Si se está de acuerdo con lo anterior, y no hay por qué no estarlo, debe haber algunas causas que expliquen esa aparente paradoja. Es decir, cuál es la razón -o las razones- de que las terribles crisis de las décadas de los años 70 a los 90 del siglo pasado, no obstante su impresionante magnitud, no hayan provocado el generalizado malestar que hoy se advierte, la desbordada furia popular que se observa, el estado de sublevación a punto de estallar.

Y eso que en el peor de los casos, por mencionar solo un dato, nadie esperaría de esta negra coyuntura una inflación del 150 o más por ciento como se llegó a registrar hace tres décadas, sino treinta o más veces menos. ¿Por qué entonces se presenta ahora una reacción mayor ante una causa de menor magnitud?

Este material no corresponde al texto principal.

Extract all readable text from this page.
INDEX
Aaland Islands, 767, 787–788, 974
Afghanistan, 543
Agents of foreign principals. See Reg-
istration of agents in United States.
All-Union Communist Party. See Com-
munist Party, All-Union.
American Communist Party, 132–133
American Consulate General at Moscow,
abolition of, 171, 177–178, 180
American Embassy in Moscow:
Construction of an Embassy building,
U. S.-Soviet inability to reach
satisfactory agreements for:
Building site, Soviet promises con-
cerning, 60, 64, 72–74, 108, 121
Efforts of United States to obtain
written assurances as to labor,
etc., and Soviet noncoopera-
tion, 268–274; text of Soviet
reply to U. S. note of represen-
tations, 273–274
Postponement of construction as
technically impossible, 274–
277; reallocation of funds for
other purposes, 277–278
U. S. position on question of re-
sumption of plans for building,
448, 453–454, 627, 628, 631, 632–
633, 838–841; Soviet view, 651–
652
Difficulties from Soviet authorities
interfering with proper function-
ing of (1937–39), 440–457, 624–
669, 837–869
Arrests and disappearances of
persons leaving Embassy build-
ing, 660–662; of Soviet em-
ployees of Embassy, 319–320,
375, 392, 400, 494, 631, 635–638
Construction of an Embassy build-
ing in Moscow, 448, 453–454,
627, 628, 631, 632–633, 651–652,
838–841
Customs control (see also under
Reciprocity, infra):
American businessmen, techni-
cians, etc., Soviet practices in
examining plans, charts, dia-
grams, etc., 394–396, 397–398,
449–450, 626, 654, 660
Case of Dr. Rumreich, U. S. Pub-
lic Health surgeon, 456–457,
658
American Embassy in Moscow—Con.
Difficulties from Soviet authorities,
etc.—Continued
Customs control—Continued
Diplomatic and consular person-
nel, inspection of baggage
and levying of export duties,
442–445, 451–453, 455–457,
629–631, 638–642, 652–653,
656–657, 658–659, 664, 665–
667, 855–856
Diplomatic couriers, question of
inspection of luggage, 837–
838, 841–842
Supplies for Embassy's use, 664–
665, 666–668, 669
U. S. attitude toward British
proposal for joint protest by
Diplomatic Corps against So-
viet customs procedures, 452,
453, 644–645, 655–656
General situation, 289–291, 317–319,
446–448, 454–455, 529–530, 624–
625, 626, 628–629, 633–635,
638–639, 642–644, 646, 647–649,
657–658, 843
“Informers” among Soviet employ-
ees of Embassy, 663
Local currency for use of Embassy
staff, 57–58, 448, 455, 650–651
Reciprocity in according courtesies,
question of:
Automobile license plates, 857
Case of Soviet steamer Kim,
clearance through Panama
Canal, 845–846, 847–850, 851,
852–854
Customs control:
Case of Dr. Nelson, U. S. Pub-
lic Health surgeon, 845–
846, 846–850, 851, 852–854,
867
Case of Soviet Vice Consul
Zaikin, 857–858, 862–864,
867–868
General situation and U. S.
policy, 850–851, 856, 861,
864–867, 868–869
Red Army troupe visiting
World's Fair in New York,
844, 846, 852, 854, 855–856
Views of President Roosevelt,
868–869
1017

Sin duda deben ser varias las causas; hay al menos tres que parecen evidentes y fuera de toda controversia. La más clara: el priísmo (concepto que ha de precisarse de la mejor manera desde los ángulos político, histórico y sociológico), al regresar a Los Pinos ha provocado una regresión en la vida nacional que jamás debió haber ocurrido, porque se suponía superada para siempre. Hoy la frustración por este retorno, así sea inconsciente, es mayúscula.

Dos: la política y lo que genéricamente se conoce como la clase política, luego de tanto escándalo, ha perdido a tal grado legitimidad que hoy los caminos democráticos, civilizados y legales, nada significan ya para el ciudadano común. Y tres, el desconcierto y el marasmo han sentado de tal manera sus reales, que todo, aun lo peor, puede suceder, lo cual deriva en pesimismo y en la generalizada creencia de ya nada positivo es posible.